Wine Words 3 

Perceiving is deceiving

by Prof. Alan F Harrison


IWFS Food & Wine, June 2014, p 17


Lisa is unknowingly tasting white wine coloured red. She describes it using wine words associated with red wine.


     Alcohol is the primary factor in dictating a wine's weight and body. Typically the higher the alcohol level, the more weight the wine has. An increase in alcohol content will increase the perception of density and texture. 

     Acidity is a dominant player due to the pronounced and complex ways that it can heighten the perception of flavours. In wine tasting, acidity is perceived by a mouth-watering response by the salivary glands. This process applied to the right wine can also serve to stimulate the appetite.  Applied to the wrong wine and perceptions can go haywire.

     Thinking wider, psychology has much to offer in terms of insights into our relationship with wine. It can help us understand how our sensory processes work and why we have such varied responses to different wines. It can also help as to why being told a wine is more expensive can increase our enjoyment and why experts sometimes make mistakes when tasting wine.

     You detect fruit in today’s wine but is it strawberries or blackberries?  Are you predisposed towards one of them and does it affect your perception?  Someone tells you it’s a cheap wine.  How does that information affect your perception and, consequently, your appreciation? 

     Pour a small amount of wine into a glass - one where the bowl is larger than the rim - and swirl it around.
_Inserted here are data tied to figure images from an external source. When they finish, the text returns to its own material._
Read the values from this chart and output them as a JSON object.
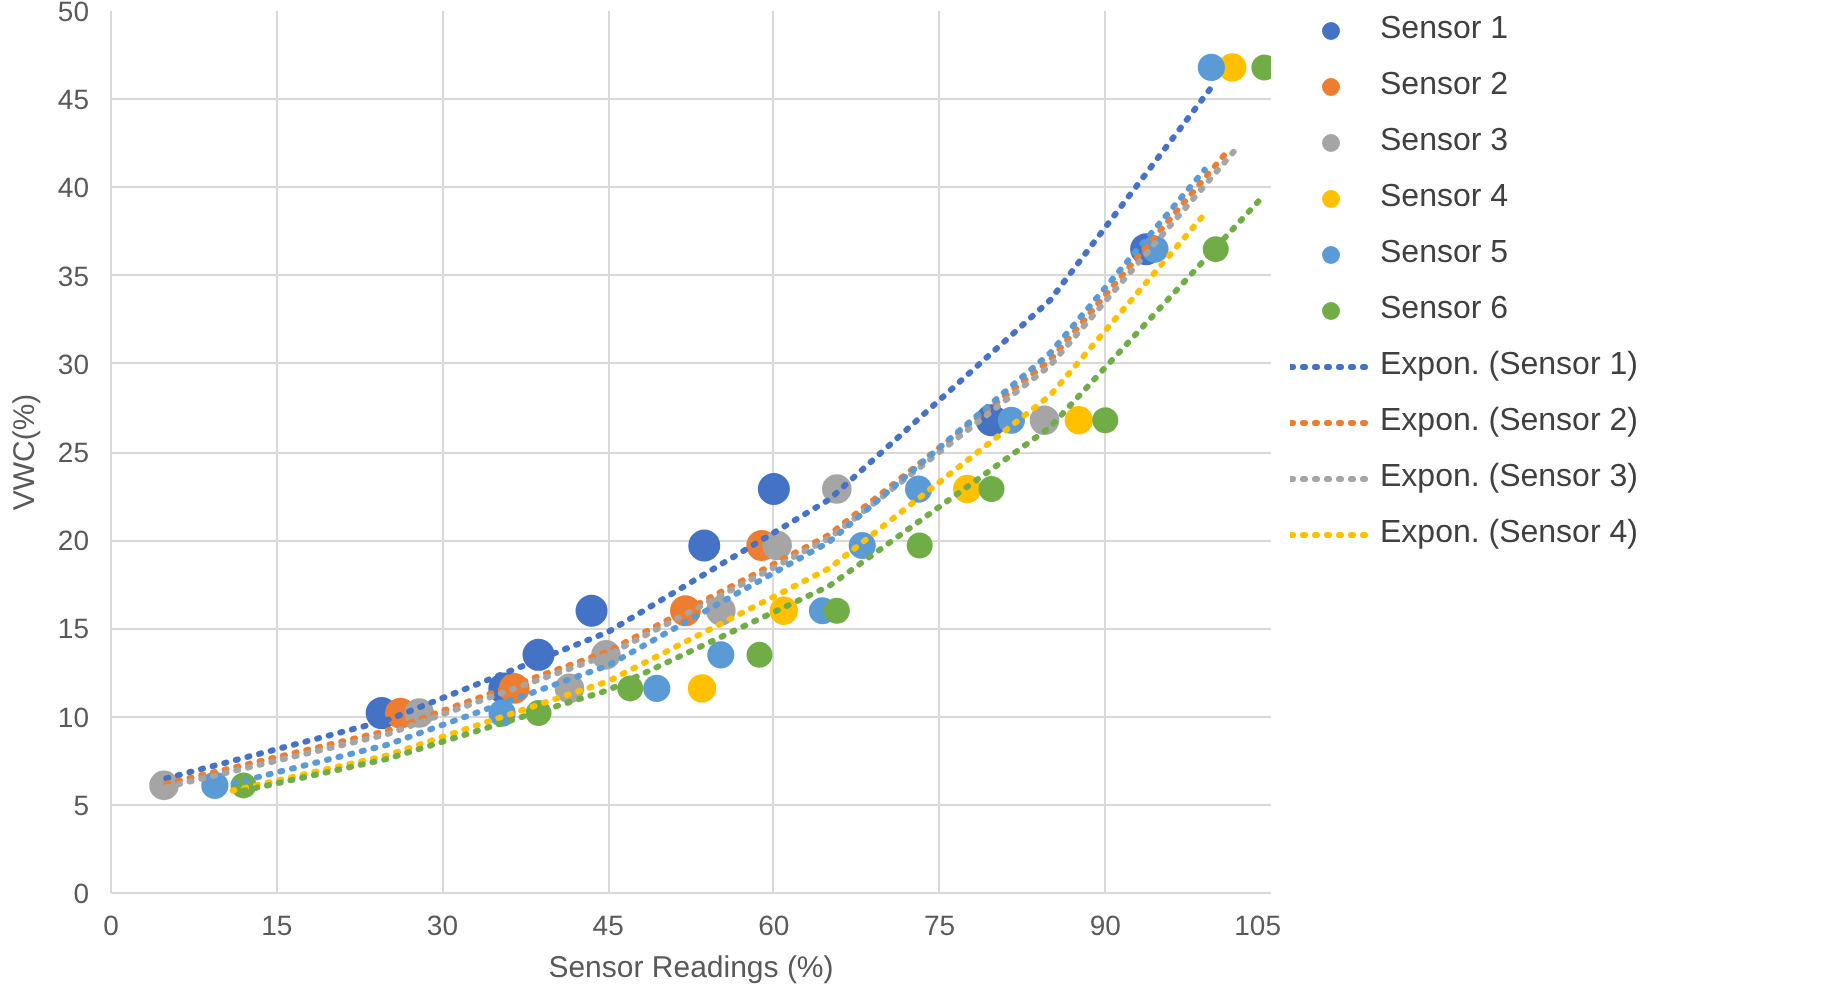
{
  "chart_data": {
    "type": "scatter",
    "xlabel": "Sensor Readings (%)",
    "ylabel": "VWC(%)",
    "xlim": [
      0,
      105
    ],
    "xticks": [
      0,
      15,
      30,
      45,
      60,
      75,
      90,
      105
    ],
    "ylim": [
      0,
      50
    ],
    "yticks": [
      0,
      5,
      10,
      15,
      20,
      25,
      30,
      35,
      40,
      45,
      50
    ],
    "grid": true,
    "legend": "right",
    "marker": "circle",
    "series": [
      {
        "name": "Sensor 1",
        "color": "#4472c4",
        "x": [
          24.5,
          35.6,
          38.7,
          43.5,
          53.7,
          60,
          79.7,
          93.7
        ],
        "values": [
          10.2,
          11.6,
          13.5,
          16,
          19.7,
          22.9,
          26.8,
          36.5
        ]
      },
      {
        "name": "Sensor 2",
        "color": "#ed7d31",
        "x": [
          26.2,
          36.5,
          52,
          58.9
        ],
        "values": [
          10.2,
          11.6,
          16,
          19.7
        ]
      },
      {
        "name": "Sensor 3",
        "color": "#a5a5a5",
        "x": [
          4.8,
          27.9,
          41.5,
          44.8,
          55.2,
          60.3,
          65.7,
          84.5
        ],
        "values": [
          6.1,
          10.2,
          11.6,
          13.5,
          16,
          19.7,
          22.9,
          26.8
        ]
      },
      {
        "name": "Sensor 4",
        "color": "#ffc000",
        "x": [
          53.5,
          60.9,
          77.5,
          87.6,
          101.5
        ],
        "values": [
          11.6,
          16,
          22.9,
          26.8,
          46.8
        ]
      },
      {
        "name": "Sensor 5",
        "color": "#5b9bd5",
        "x": [
          9.4,
          35.4,
          49.4,
          55.2,
          64.4,
          68,
          73.1,
          81.5,
          94.5,
          99.6
        ],
        "values": [
          6.1,
          10.2,
          11.6,
          13.5,
          16,
          19.7,
          22.9,
          26.8,
          36.5,
          46.8
        ]
      },
      {
        "name": "Sensor 6",
        "color": "#70ad47",
        "x": [
          12,
          38.7,
          47,
          58.7,
          65.7,
          73.2,
          79.7,
          90,
          100,
          104.4
        ],
        "values": [
          6.1,
          10.2,
          11.6,
          13.5,
          16,
          19.7,
          22.9,
          26.8,
          36.5,
          46.8
        ]
      },
      {
        "type": "line",
        "marker": "none",
        "line_style": "dotted",
        "name": "Expon. (Sensor 1)",
        "color": "#4472c4",
        "x": [
          5,
          25,
          45,
          65,
          85,
          100
        ],
        "values": [
          6.5,
          9.8,
          14.8,
          22.3,
          33.6,
          46
        ]
      },
      {
        "type": "line",
        "marker": "none",
        "line_style": "dotted",
        "name": "Expon. (Sensor 2)",
        "color": "#ed7d31",
        "x": [
          5,
          25,
          45,
          65,
          85,
          101
        ],
        "values": [
          6.2,
          9.2,
          13.7,
          20.3,
          30.2,
          42
        ]
      },
      {
        "type": "line",
        "marker": "none",
        "line_style": "dotted",
        "name": "Expon. (Sensor 3)",
        "color": "#a5a5a5",
        "x": [
          5,
          25,
          45,
          65,
          85,
          102
        ],
        "values": [
          6,
          9,
          13.5,
          20.1,
          29.9,
          42.3
        ]
      },
      {
        "type": "line",
        "marker": "none",
        "line_style": "dotted",
        "name": "Expon. (Sensor 4)",
        "color": "#ffc000",
        "x": [
          11,
          25,
          45,
          65,
          85,
          99
        ],
        "values": [
          5.8,
          7.8,
          12,
          18.4,
          28.2,
          38.5
        ]
      },
      {
        "type": "line",
        "marker": "none",
        "line_style": "dotted",
        "color": "#5b9bd5",
        "x": [
          9,
          25,
          45,
          65,
          85,
          99
        ],
        "values": [
          5.9,
          8.4,
          12.9,
          19.9,
          30.6,
          41
        ]
      },
      {
        "type": "line",
        "marker": "none",
        "line_style": "dotted",
        "color": "#70ad47",
        "x": [
          12,
          25,
          45,
          65,
          85,
          104
        ],
        "values": [
          5.8,
          7.6,
          11.5,
          17.4,
          26.4,
          39.3
        ]
      }
    ]
  }
}
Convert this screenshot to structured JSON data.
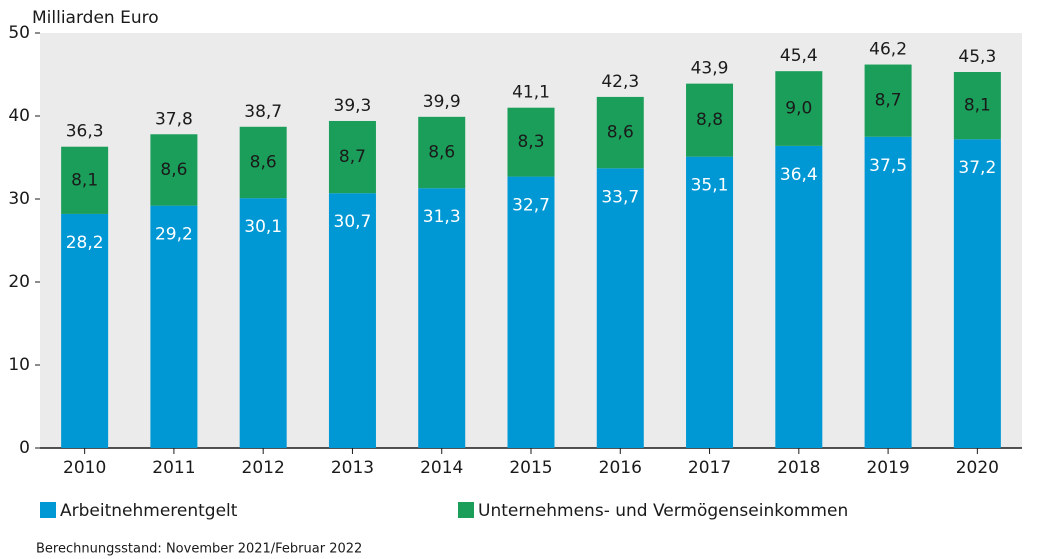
{
  "chart_data": {
    "type": "stacked_bar",
    "y_axis_label": "Milliarden Euro",
    "categories": [
      "2010",
      "2011",
      "2012",
      "2013",
      "2014",
      "2015",
      "2016",
      "2017",
      "2018",
      "2019",
      "2020"
    ],
    "series": [
      {
        "name": "Arbeitnehmerentgelt",
        "color": "#0098d4",
        "values": [
          28.2,
          29.2,
          30.1,
          30.7,
          31.3,
          32.7,
          33.7,
          35.1,
          36.4,
          37.5,
          37.2
        ],
        "value_labels": [
          "28,2",
          "29,2",
          "30,1",
          "30,7",
          "31,3",
          "32,7",
          "33,7",
          "35,1",
          "36,4",
          "37,5",
          "37,2"
        ]
      },
      {
        "name": "Unternehmens- und Vermögenseinkommen",
        "color": "#1a9e5a",
        "values": [
          8.1,
          8.6,
          8.6,
          8.7,
          8.6,
          8.3,
          8.6,
          8.8,
          9.0,
          8.7,
          8.1
        ],
        "value_labels": [
          "8,1",
          "8,6",
          "8,6",
          "8,7",
          "8,6",
          "8,3",
          "8,6",
          "8,8",
          "9,0",
          "8,7",
          "8,1"
        ]
      }
    ],
    "totals": [
      36.3,
      37.8,
      38.7,
      39.3,
      39.9,
      41.1,
      42.3,
      43.9,
      45.4,
      46.2,
      45.3
    ],
    "total_labels": [
      "36,3",
      "37,8",
      "38,7",
      "39,3",
      "39,9",
      "41,1",
      "42,3",
      "43,9",
      "45,4",
      "46,2",
      "45,3"
    ],
    "ylim": [
      0,
      50
    ],
    "yticks": [
      0,
      10,
      20,
      30,
      40,
      50
    ],
    "grid": false,
    "footnote": "Berechnungsstand: November 2021/Februar 2022"
  }
}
Examine the colour, but think beyond simple red, white or rosé. Is it brownish or pale cherry red? Is it the colour of straw or apricots? Think opacity next - is it watery or dark or are there burnt-orange tinges which denote an older wine? Does it stick or leg  to the glass?  Thick viscosity denotes high alcohol. 

     Swirl again really well and inhale the aromas. What do you smell: freshly mowed lawns or old leather? Vanilla ice cream or lemon zest? Close your eyes for this wine and keep them open for the next.  Summarise your perceptions.  Evaluate.  Were you deceived?
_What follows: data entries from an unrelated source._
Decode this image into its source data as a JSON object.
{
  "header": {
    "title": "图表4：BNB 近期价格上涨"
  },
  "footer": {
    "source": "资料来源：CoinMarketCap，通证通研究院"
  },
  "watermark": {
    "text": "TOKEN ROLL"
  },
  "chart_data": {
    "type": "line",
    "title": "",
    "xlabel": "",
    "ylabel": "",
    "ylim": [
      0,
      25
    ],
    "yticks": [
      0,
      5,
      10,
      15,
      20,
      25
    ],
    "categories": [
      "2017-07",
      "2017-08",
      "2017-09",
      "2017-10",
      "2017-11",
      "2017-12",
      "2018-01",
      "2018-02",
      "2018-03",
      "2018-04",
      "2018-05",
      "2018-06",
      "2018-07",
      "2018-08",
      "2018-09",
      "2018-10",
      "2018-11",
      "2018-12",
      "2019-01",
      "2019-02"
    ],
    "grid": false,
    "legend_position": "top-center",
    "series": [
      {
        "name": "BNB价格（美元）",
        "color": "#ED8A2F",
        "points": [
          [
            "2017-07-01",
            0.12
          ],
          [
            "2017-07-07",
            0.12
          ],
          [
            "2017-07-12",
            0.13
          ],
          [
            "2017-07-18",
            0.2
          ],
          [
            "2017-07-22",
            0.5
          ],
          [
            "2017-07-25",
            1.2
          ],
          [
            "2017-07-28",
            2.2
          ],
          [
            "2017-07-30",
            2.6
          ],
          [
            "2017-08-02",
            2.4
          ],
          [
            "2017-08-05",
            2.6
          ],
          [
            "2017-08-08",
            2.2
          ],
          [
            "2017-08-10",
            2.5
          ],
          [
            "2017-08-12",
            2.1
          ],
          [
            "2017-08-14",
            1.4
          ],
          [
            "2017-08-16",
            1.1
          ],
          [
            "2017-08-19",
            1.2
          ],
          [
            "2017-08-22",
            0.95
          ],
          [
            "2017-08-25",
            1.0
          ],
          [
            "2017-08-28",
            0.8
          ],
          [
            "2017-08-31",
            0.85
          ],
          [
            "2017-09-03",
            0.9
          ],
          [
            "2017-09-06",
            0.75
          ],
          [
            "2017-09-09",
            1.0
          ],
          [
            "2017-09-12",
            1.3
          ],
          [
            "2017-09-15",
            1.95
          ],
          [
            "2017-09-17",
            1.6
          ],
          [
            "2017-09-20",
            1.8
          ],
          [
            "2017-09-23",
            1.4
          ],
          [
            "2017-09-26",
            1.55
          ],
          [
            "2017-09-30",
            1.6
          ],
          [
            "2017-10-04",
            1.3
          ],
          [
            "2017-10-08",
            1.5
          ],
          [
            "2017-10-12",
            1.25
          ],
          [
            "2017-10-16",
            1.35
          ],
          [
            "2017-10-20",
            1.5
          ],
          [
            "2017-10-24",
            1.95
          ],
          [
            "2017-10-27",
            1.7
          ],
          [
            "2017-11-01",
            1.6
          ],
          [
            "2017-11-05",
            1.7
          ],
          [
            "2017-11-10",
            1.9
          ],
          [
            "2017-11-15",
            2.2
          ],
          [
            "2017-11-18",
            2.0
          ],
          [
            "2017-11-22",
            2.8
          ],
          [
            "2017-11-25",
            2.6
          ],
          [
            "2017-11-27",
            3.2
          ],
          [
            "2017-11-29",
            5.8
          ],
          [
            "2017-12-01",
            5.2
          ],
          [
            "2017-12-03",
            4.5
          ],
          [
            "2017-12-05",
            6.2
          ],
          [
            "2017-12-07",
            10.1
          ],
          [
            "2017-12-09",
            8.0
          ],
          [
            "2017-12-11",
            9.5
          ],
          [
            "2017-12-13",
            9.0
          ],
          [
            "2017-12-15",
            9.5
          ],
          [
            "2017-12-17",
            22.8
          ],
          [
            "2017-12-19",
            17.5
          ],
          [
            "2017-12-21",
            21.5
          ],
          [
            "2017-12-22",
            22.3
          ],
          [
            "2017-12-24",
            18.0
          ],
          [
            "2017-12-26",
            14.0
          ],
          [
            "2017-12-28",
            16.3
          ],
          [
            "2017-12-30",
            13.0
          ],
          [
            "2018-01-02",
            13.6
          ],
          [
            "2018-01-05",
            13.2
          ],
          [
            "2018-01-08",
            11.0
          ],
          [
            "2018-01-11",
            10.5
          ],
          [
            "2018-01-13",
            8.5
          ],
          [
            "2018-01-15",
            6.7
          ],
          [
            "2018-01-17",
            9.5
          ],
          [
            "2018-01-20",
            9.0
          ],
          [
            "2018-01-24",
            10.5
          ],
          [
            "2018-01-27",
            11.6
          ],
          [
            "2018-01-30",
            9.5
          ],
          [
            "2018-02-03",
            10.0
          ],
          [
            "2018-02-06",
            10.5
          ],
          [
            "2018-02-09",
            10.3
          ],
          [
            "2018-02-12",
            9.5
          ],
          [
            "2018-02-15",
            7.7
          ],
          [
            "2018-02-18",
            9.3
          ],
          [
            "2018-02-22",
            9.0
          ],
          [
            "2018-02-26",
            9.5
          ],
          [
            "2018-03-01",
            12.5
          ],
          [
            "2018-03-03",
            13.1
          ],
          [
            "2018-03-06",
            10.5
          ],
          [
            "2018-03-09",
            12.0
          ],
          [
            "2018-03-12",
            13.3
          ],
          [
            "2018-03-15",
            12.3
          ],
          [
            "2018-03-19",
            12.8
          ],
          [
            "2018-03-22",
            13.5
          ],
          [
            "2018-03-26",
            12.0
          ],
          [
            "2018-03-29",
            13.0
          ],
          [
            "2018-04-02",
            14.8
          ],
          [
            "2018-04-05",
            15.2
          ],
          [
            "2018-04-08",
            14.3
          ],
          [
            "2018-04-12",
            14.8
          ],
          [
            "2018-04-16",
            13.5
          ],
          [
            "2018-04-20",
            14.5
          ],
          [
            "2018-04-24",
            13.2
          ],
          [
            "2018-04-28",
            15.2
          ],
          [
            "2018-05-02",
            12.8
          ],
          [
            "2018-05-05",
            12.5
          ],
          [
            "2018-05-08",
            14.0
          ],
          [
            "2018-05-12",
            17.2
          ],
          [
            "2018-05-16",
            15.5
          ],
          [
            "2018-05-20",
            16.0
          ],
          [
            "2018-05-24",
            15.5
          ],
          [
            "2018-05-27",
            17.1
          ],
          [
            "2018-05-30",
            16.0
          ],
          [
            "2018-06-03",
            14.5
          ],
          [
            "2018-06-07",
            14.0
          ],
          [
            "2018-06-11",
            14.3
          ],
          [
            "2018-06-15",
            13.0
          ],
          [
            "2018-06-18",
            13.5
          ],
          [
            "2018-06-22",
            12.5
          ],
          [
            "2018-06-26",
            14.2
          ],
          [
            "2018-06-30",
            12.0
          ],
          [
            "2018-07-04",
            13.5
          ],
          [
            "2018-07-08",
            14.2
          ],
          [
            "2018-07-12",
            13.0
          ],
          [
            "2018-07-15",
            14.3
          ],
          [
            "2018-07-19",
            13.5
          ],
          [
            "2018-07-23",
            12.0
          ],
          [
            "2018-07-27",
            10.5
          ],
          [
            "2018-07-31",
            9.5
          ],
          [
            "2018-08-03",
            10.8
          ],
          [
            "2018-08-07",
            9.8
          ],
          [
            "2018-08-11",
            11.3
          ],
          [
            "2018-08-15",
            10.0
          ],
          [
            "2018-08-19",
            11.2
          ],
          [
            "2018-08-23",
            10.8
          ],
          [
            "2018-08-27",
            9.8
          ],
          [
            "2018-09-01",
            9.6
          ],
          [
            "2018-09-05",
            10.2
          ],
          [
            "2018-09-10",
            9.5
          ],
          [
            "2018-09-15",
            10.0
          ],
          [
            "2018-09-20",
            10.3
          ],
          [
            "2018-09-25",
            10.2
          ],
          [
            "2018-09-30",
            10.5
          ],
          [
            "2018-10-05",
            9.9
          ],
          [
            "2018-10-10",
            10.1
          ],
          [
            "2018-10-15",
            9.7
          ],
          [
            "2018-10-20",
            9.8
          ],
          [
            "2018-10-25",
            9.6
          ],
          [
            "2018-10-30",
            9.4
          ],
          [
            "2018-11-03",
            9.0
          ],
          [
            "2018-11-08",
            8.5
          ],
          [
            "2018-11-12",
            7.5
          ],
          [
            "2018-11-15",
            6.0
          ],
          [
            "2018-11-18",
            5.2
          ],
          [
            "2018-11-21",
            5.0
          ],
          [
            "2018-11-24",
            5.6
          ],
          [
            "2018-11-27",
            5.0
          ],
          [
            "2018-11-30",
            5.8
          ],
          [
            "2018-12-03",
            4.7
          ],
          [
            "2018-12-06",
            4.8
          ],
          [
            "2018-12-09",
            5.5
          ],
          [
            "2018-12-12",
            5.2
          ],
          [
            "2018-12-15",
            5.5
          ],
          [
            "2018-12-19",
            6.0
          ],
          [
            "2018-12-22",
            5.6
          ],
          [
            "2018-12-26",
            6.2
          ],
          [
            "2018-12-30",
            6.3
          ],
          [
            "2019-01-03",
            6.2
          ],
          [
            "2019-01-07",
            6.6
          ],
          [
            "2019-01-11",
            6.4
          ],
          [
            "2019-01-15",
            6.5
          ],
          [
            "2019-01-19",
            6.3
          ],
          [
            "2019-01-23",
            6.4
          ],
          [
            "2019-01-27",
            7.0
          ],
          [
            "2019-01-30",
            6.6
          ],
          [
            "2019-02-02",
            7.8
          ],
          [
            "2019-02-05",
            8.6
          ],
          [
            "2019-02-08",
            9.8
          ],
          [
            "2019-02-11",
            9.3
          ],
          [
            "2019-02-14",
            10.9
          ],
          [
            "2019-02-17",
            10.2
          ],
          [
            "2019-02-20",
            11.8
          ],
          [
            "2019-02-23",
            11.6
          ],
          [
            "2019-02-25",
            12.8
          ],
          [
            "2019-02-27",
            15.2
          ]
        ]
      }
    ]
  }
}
     Take a decent sip and swish it around your mouth and gums. You should first sense tannins, sugar and acidity or freshness, rather than specific flavours. Then your mid-palate should pick up tastes like spiciness or fruitiness - but what kind of fruit: apples or pears? Strawberries or blackberries? And spices: cloves or black pepper? You might get other tastes, such as honey or tobacco, even chocolate.  At the early stages of systematic tasting, deceptions might dominate. note for Pam

     Allow the finish to develop. How long does the wine linger on the back of your mouth and throat? A long finish, with flavours evolving and changing usually denotes a good, complex wine like an aged red. Think about other factors - was the wine a good balance between, say, fruit and spices or dominated by one flavour? Did the tannins pucker your mouth? Was it overly sweet or acidic?  How is your mouthfeel?
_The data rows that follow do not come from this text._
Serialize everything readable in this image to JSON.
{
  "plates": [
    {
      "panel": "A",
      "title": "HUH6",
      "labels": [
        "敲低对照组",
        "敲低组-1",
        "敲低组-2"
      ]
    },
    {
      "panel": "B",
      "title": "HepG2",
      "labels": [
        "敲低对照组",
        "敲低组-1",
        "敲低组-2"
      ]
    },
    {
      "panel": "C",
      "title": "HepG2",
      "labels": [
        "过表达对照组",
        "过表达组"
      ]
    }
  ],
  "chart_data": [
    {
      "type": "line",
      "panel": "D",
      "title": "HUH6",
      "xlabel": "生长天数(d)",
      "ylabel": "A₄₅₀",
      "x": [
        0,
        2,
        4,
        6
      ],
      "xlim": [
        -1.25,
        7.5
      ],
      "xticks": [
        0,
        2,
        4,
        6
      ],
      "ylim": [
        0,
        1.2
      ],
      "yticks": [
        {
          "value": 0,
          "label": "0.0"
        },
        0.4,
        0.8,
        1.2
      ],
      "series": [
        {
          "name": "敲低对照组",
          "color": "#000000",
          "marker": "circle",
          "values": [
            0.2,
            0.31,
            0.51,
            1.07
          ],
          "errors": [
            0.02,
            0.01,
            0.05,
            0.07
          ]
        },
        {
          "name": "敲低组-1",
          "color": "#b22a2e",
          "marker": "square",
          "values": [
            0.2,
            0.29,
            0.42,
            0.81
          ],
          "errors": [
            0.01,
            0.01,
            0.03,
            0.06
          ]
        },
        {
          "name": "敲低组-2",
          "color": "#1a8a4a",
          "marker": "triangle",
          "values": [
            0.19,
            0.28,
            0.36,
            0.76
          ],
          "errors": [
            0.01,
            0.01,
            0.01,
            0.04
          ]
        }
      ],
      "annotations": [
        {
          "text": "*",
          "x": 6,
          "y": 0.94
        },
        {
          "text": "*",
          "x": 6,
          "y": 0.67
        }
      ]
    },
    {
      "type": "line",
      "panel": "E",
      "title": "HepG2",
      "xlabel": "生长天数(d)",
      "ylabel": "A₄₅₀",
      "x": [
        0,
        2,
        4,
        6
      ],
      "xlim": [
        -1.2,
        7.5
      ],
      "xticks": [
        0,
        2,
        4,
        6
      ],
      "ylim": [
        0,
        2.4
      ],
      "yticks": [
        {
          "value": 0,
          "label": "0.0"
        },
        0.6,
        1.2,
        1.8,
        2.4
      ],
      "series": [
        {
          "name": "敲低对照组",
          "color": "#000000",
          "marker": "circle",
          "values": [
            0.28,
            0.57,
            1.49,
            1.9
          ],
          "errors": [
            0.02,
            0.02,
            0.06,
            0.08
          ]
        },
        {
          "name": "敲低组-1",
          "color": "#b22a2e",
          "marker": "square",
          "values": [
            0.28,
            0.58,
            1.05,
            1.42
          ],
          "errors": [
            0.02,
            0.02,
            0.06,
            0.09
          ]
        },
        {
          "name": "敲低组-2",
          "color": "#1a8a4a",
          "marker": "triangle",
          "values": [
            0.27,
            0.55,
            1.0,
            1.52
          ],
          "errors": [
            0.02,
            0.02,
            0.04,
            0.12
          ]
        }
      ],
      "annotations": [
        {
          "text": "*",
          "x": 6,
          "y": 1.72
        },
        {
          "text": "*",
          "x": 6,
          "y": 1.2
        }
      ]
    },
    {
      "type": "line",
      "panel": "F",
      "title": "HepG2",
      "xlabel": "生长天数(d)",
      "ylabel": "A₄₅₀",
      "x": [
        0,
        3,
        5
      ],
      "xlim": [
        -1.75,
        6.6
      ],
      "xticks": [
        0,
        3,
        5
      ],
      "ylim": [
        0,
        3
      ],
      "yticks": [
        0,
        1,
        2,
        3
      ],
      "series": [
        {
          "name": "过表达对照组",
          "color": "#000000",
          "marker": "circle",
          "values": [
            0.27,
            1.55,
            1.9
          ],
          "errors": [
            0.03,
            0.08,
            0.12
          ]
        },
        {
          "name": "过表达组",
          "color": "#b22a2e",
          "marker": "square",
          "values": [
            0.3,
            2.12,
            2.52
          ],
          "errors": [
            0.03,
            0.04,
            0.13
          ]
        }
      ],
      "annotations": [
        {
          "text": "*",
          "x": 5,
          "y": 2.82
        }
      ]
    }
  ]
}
     A lot of thinking can go into serious evaluation of wine.  A tasting-note refers to its author’s written testimony relating to the colour, aroma, taste identification, acidity, structure, texture, and balance of a wine. It can be difficult to describe tastes and smells in the formal tasting context as you’re on your own. In the social situation, comparing perceptions and deceptions is generally enjoyable.  Many wine words, after all is said and done, are just agreed perceptions.  Until scientifically-designed scratch and sniff patches that work for wine are available, tasting-notes are but another attempt at conveying our impressions about wines. 

     And even experts are impressionable.  An experiment, in which the smell of a white wine artificially coloured red with an odourless dye was carried out unknowingly by a panel of 54 tasters.  They used  words only associated with red wines. Because of the visual disinformation, the olfactory information went unnoticed by the tasters.   However, another experiment showed that as far as taste buds are concerned, we differ markedly.  We might be nontasters with 96 taste buds per square centimetre.  Medium tasters  have 184 and supertasters  have 425.  At our next social event, let's stick our tongues out at each other!